In a note to readers this week, Crimson leaders Kristine Guillaume and Angela Fu noted the reporters contacted the agency after the protest and did not share the names of anybody in attendance. They also defended the application of journalistic standards.

“At stake here, we believe, is one of the core tenets that defines America’s free and independent press: the right — and prerogative — of reporters to contact any person or organization relevant to a story to seek that entity’s comment and view of what transpired,” they wrote.

A spokesman for the immigration agency, Bryan Cox, said claims that the agency targets protesters for arrest are false and needlessly spread fear.

“Should the Harvard community wish to have a fact-based discussion as to what ICE does and does not do we would be happy to take part in that conversation,” he said.

Campuses across the country have been roiled by protests over controversial speakers and questions about political intolerance — a reflection, some say, of the hardening divide between the left and the right in American discourse. Where some see an effort to shelter students from any objectionable ideas, others see efforts to be more respectful of students’ varied backgrounds experiences.

In one case, at Wesleyan University in Connecticut, the student government moved to strip the campus newspaper of funding in 2015 after some students objected to an opinion piece published critical of the Black Lives Matter movement.

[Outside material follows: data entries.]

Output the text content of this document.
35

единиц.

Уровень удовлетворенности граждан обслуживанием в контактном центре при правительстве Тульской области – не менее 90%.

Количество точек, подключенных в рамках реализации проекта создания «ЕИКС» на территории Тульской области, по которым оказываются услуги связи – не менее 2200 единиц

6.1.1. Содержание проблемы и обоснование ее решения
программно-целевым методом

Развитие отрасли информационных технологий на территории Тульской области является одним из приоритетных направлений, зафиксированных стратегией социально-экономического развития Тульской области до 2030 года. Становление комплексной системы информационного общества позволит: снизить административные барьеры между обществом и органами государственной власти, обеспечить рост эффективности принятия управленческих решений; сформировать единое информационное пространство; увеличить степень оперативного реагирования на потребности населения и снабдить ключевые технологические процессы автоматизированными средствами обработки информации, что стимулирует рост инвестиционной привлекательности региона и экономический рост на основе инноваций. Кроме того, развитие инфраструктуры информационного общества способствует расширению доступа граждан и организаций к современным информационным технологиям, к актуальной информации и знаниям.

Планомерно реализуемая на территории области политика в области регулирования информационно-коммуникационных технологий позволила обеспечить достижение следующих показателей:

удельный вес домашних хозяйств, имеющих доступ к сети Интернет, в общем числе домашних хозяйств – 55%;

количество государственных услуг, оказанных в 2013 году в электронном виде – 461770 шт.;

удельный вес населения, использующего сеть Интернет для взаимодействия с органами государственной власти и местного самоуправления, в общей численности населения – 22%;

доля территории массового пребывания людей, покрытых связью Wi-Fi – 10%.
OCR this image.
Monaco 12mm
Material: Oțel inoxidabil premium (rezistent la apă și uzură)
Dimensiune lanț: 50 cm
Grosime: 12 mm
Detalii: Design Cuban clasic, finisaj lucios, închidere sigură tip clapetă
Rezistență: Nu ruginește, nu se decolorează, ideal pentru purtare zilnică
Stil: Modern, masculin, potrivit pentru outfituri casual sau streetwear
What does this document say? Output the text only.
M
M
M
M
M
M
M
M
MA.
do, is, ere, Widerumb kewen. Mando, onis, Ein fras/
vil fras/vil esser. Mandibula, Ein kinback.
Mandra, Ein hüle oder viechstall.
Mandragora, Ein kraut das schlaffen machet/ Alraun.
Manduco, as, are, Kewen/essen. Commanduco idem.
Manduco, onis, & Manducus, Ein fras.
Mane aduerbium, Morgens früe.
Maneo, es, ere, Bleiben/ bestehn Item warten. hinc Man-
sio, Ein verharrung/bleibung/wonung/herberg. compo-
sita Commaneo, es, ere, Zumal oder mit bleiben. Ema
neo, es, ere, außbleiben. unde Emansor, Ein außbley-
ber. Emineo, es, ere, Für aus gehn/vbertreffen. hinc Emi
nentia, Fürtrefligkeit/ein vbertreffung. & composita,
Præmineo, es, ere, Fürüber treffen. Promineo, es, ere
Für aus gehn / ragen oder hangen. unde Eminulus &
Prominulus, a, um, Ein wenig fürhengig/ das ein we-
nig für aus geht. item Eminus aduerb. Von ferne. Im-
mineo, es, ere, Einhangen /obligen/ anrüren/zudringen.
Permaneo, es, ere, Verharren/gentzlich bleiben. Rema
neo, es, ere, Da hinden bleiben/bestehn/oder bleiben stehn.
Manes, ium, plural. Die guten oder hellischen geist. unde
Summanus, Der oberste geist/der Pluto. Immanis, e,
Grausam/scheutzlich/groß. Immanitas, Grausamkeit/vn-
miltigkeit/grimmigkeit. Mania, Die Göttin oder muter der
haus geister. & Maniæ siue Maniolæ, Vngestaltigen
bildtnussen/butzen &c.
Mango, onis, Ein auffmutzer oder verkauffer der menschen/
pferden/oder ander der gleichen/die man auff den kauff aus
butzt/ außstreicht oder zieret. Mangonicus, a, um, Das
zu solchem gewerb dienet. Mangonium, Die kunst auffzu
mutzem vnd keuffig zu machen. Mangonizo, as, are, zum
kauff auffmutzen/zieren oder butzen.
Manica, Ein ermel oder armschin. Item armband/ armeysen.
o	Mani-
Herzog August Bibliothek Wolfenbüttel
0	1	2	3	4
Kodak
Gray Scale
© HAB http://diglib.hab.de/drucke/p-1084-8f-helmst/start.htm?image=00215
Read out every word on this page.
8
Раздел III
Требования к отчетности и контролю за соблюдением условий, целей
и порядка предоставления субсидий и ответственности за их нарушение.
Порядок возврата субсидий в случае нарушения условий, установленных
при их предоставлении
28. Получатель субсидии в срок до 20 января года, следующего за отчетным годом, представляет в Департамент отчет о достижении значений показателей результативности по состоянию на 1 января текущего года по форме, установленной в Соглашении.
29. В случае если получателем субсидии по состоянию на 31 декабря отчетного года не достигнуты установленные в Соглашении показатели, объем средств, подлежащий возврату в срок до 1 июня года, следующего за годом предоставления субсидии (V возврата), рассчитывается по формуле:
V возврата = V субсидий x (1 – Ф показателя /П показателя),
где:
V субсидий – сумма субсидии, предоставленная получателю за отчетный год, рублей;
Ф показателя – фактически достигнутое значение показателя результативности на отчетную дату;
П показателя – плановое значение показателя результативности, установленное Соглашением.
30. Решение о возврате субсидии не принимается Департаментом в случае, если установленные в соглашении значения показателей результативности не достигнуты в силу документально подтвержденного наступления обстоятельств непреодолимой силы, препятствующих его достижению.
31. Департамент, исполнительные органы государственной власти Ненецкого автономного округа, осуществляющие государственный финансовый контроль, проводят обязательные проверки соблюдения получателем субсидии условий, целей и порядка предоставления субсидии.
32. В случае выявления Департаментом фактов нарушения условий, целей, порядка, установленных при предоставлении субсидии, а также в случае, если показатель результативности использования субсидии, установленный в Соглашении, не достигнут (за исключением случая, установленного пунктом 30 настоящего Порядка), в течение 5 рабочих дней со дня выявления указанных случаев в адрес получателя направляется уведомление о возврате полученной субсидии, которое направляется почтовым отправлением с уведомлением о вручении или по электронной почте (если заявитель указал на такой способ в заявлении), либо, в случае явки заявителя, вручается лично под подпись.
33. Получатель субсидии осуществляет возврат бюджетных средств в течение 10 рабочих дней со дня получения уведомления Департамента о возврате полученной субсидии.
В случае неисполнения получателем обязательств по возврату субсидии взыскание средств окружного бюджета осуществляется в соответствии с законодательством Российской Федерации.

At Middlebury College in Vermont in 2017, hundreds of students protested a lecture by Charles Murray, a writer who critics say uses pseudoscience to link intelligence and race, forcing the college to move his talk to an undisclosed location from which it was live-streamed.

Some political demonstrations have turned violent, including a 2017 riot at the University of California, Berkeley, over an appearance planned by conservative firebrand Milo Yiannopoulos that was canceled.

Student journalists and their advisers across the country regularly report efforts by students and school administrators to influence their coverage decisions, according to Chris Evans, president of the College Media Association. But he said it is rare to see efforts as blatant as those at Harvard.

“There’s absolutely nothing wrong with protesting,” Evans said. “The thing that can’t happen is that the student newspaper backs down. Let people debate whether certain voices should be heard. But it’s not the journalist’s job, with some exceptions, to decide what can and cannot be heard.”